L'acheteur peut choisir entre la résolution de la vente (restitution du prix et du véhicule) ou une réduction du prix. Il peut également demander des dommages-intérêts s'il subit un préjudice. En l'espèce, la résolution de la vente a été prononcée avec restitution du prix de 10 000 euros et des dommages-intérêts pour les frais de possession et de gardiennage.
Le contrôleur technique peut-il être tenu responsable pour un défaut non détecté ?
Oui, si le contrôleur technique n'a pas détecté un défaut qu'il aurait dû constater lors du contrôle, il peut engager sa responsabilité. Dans cette décision, la société Auto Bilan France a été condamnée à payer des dommages-intérêts à l'acheteur pour le coût de possession, les frais d'expertise et de gardiennage, car le défaut de direction était présent lors du contrôle.
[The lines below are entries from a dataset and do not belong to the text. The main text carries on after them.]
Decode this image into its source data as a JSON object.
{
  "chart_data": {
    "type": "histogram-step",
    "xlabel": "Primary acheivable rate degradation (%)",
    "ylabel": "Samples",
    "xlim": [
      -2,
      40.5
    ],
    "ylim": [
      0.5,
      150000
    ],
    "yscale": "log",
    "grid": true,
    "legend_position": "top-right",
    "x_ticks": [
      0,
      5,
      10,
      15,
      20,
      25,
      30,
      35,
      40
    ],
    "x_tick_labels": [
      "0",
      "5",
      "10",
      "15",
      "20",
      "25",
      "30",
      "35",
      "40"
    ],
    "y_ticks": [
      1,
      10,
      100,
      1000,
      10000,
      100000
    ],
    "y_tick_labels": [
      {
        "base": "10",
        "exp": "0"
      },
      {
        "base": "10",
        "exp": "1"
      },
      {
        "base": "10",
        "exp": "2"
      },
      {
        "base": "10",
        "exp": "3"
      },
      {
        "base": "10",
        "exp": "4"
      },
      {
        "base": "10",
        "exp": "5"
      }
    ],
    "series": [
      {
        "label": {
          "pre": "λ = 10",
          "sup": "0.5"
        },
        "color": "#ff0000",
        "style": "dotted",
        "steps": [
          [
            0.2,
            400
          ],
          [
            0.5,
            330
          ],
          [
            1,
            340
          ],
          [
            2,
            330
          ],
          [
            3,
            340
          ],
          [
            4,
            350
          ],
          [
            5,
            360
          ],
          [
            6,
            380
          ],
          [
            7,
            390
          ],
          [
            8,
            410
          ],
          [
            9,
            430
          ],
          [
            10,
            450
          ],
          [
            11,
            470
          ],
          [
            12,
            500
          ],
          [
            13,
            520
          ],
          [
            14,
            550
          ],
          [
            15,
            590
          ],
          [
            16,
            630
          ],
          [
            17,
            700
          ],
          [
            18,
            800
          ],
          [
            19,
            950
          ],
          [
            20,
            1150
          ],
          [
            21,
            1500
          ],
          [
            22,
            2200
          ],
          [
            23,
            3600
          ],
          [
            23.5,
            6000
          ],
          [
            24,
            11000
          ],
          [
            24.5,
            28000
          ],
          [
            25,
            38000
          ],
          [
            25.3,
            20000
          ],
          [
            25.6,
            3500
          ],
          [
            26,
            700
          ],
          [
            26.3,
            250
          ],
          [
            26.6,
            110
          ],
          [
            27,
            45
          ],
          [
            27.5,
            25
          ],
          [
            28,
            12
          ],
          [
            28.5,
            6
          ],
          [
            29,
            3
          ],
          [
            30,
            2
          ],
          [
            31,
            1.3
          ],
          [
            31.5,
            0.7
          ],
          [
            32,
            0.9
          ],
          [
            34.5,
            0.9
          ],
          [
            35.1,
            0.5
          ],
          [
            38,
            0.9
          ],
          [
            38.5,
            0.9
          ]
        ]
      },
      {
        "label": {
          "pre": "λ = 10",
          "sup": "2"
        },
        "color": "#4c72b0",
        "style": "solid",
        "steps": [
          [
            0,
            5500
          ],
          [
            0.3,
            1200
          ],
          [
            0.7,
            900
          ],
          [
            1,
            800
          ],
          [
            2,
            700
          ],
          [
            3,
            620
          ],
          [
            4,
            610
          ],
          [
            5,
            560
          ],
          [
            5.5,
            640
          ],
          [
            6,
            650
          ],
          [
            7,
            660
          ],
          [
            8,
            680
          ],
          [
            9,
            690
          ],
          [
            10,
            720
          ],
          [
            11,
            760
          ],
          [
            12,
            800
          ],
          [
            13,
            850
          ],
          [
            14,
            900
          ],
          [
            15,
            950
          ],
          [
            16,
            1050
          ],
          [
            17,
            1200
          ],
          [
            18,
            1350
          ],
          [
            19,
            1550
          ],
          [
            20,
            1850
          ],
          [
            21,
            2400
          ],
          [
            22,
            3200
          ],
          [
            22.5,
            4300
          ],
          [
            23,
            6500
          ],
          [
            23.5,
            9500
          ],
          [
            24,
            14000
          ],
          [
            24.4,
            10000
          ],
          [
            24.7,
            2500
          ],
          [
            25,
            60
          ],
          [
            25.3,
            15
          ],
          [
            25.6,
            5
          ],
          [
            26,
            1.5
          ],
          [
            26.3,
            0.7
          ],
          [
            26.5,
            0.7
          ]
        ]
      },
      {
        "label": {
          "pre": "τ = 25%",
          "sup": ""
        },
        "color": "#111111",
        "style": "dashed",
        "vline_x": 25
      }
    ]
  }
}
Quels sont les délais pour agir en garantie des vices cachés ?
L'action en garantie des vices cachés doit être intentée dans un délai de deux ans à compter de la découverte du vice. En l'espèce, l'acheteur a agi rapidement après la découverte du défaut en juillet 2018.
Puis-je obtenir le remboursement des frais supplémentaires liés au vice caché ?
Oui, l'acheteur peut obtenir des dommages-intérêts pour couvrir les frais engagés en raison du vice, tels que les frais de réparation, de gardiennage, d'expertise, etc. Dans cette affaire, l'acheteur a obtenu le remboursement du coût de possession, des frais de mise à disposition pour expertise et des frais de gardiennage.
Que faire si le vendeur est un professionnel et que le véhicule a été revendu ?
Le vendeur professionnel reste tenu de la garantie des vices cachés envers son propre acheteur, même s'il a lui-même acheté le véhicule à un autre professionnel. Il peut ensuite se retourner contre son propre vendeur. Dans cette affaire, la société La Basco-béarnaise a été condamnée envers P2J'M, mais sa demande de garantie contre Auto Bilan France a été partiellement rejetée.